Bürgermeister Haußmann wollte diese Befürchtung jedoch zunächst außer Acht lassen. „Drei Wege wären mir zu teuer“, betonte er. Sollte tatsächlich ein Trampelpfad entstehen, „sehen wir weiter“, ergänzte der Rathauschef. „Die Frage ist, ob man den langen Weg Richtung Guckenrain braucht“, gab indes Andreas Hummel (CDU/Freie Wählervereinigung) zu bedenken. Er schlug vor, auf diesen zu verzichten. Stattdessen könne man den mittleren Weg bauen und diesen – im Vergleich zum Vorentwurf – ein wenig nach Osten hin verlegen. Hermann Pölkow stimmte dem zu: „Wir sparen was, und es ist trotzdem eine gute Lösung.“ Der Antrag fand allerdings keine Mehrheit: Er wurde bei einem denkbar knappen Abstimmungsergebnis von fünf Für- und fünf Gegenstimmen sowie zwei Enthaltungen abgelehnt.
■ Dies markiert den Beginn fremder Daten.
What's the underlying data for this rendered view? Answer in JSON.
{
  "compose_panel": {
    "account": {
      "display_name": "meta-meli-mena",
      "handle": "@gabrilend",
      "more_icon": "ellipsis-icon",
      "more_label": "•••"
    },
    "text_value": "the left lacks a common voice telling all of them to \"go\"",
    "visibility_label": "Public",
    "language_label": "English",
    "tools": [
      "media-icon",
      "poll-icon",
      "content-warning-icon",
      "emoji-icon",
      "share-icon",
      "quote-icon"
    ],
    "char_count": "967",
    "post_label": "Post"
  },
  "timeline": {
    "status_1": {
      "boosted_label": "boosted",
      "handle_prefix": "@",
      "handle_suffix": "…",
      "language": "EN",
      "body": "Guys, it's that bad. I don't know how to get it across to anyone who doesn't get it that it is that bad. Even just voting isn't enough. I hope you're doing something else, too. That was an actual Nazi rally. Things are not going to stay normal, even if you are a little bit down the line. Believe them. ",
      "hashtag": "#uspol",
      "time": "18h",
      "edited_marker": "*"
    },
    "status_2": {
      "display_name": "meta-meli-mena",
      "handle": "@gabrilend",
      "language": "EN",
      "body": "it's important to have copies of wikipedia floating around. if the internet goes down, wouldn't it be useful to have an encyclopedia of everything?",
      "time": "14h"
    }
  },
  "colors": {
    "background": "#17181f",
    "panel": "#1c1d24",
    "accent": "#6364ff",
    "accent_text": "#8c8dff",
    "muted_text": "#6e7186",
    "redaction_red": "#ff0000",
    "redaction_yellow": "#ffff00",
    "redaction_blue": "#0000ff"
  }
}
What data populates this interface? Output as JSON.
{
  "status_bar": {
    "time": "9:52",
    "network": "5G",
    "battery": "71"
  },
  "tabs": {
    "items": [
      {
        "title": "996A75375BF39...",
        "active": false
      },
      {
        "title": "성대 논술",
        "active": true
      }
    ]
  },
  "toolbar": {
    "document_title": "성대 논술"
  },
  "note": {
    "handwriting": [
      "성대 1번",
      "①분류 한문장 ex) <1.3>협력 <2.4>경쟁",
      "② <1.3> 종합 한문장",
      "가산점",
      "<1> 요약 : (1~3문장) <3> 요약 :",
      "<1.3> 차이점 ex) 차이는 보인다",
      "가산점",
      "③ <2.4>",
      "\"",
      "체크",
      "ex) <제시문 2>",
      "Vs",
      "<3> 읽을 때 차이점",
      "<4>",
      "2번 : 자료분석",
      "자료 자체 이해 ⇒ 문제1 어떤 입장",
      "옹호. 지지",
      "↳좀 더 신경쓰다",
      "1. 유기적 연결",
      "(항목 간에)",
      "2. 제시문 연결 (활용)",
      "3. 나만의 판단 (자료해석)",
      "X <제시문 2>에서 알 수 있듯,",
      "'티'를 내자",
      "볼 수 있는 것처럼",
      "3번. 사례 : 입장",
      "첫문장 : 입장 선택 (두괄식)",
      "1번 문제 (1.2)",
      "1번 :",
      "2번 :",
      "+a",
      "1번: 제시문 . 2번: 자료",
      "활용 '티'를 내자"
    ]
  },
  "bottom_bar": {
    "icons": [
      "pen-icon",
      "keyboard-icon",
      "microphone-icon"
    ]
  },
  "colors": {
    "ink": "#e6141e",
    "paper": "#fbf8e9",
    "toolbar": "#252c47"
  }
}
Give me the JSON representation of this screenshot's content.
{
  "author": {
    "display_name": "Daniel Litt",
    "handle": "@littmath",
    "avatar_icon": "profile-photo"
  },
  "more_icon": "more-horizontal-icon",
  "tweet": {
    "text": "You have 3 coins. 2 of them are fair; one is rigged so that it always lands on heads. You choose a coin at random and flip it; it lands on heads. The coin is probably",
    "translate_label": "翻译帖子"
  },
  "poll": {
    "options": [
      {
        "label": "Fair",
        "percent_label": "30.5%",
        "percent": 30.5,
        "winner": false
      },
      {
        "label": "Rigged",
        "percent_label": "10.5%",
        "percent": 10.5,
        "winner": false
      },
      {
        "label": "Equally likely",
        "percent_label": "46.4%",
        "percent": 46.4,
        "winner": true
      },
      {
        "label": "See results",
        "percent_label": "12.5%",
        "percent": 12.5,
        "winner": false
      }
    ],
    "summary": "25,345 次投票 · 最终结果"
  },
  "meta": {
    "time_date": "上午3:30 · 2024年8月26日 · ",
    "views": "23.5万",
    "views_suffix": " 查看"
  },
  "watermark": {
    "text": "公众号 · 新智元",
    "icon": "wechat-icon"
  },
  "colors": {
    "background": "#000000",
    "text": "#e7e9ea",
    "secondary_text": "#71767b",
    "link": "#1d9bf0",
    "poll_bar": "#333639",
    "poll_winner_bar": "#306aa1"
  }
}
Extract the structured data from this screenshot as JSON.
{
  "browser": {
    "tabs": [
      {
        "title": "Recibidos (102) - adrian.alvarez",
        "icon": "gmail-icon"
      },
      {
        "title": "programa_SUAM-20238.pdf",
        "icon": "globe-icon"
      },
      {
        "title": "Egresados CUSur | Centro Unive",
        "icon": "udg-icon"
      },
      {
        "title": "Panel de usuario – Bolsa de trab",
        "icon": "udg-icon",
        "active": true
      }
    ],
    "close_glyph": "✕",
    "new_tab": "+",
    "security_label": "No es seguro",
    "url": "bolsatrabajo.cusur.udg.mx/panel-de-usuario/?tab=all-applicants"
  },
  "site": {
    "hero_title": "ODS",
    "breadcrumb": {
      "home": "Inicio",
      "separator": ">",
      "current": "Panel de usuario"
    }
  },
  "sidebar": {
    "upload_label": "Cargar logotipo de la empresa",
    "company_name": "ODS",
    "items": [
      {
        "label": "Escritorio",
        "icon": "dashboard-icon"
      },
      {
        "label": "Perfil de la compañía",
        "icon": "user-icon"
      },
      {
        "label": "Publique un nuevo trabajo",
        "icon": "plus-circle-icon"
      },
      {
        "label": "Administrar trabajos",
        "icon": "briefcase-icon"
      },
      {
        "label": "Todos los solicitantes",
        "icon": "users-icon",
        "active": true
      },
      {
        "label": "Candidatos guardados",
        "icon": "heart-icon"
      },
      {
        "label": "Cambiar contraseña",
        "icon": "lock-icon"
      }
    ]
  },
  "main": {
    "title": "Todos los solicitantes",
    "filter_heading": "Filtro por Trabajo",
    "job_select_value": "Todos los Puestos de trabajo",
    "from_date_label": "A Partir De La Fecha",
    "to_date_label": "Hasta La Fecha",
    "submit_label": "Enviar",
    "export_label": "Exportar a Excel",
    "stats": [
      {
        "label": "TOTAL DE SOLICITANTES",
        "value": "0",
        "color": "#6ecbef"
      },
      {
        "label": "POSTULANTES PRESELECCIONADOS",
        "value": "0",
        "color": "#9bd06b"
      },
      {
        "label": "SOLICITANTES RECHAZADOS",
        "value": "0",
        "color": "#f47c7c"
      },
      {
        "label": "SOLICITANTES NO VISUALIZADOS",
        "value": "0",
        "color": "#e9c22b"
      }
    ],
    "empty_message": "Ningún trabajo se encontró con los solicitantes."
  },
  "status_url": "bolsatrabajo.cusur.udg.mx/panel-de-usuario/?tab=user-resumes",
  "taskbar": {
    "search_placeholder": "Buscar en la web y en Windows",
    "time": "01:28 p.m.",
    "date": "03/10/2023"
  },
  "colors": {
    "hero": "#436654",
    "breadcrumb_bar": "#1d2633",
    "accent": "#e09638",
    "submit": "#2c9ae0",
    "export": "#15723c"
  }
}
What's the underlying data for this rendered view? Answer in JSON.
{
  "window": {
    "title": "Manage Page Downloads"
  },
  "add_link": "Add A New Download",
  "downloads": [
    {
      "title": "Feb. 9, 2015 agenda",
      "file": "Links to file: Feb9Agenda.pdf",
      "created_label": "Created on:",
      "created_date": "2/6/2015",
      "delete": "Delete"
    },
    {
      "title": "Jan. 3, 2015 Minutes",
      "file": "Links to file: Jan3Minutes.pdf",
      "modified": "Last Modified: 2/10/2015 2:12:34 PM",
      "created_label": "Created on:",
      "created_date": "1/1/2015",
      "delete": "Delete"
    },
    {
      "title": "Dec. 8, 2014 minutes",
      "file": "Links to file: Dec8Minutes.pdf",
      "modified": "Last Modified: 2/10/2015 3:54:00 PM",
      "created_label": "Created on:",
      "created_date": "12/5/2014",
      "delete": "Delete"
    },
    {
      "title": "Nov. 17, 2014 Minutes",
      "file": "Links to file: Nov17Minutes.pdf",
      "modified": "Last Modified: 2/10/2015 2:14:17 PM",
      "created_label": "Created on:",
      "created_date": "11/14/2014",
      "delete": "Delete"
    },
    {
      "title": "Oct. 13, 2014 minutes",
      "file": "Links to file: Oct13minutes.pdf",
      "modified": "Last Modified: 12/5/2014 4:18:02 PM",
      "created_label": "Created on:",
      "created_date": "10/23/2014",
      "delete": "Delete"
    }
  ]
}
Pölkow brachte darüber hinaus weitere Diskussionspunkte ins Spiel: Unter anderem störte er sich an dem vorgesehenen Stabgitterzaun zwischen den Außenbereichen für die unter und über Dreijährigen. „Muss man die beiden Bereiche so brutal abtrennen? Wir halten die Kleinen doch nicht in Käfigen.“ Die anderen Räte und Kindergartenleiterin Angela Gampe sahen das anders. „Ich finde den Zaun ganz arg wichtig. Wir werden viele einjährige Kinder haben, gerade sie brauchen einen Rückzugsort“, entgegnete Angela Gampe. „Wir müssen sicherstellen, dass die Jüngsten nicht überfordert sind.“

Auch eine andere Überlegung Pölkows stieß nicht auf Gegenliebe: Er sprach sich dafür aus, den Eingangsbereich nicht, wie im Entwurf vorgesehen, mit Betonpflaster zu versehen. „Diese farbliche Pflasterveränderung finde ich nicht gut. Ich würde den Eingangsbereich asphaltieren. Das macht die ganze Sache ruhiger“, sagte Pölkow. Außerdem könnten dadurch 1 500 Euro eingespart werden. Harald Fischer gab zu bedenken, dass das Quadrat aus Betonpflaster optisch wie ein Teppich wirke. Der Eingangsbereich solle durch den Sonderbelag akzentuiert werden. Bei zwei Für- und neun Gegenstimmen sowie einer Enthaltung fand der Antrag keine Zustimmung.

Insgesamt können im Vergleich zum Vorentwurf knapp 20 000 Euro eingespart werden, informierte Harald Fischer. Dies komme auch durch eine Reduzierung der Belagsfläche um 70 Quadratmeter zustande. Die voraussichtlichen Kosten für die Außenanlagen belaufen sich demnach auf etwa 418 000 Euro. Die Räte stimmten dem Entwurf schließlich mit elf Fürstimmen und einer Enthaltung zu.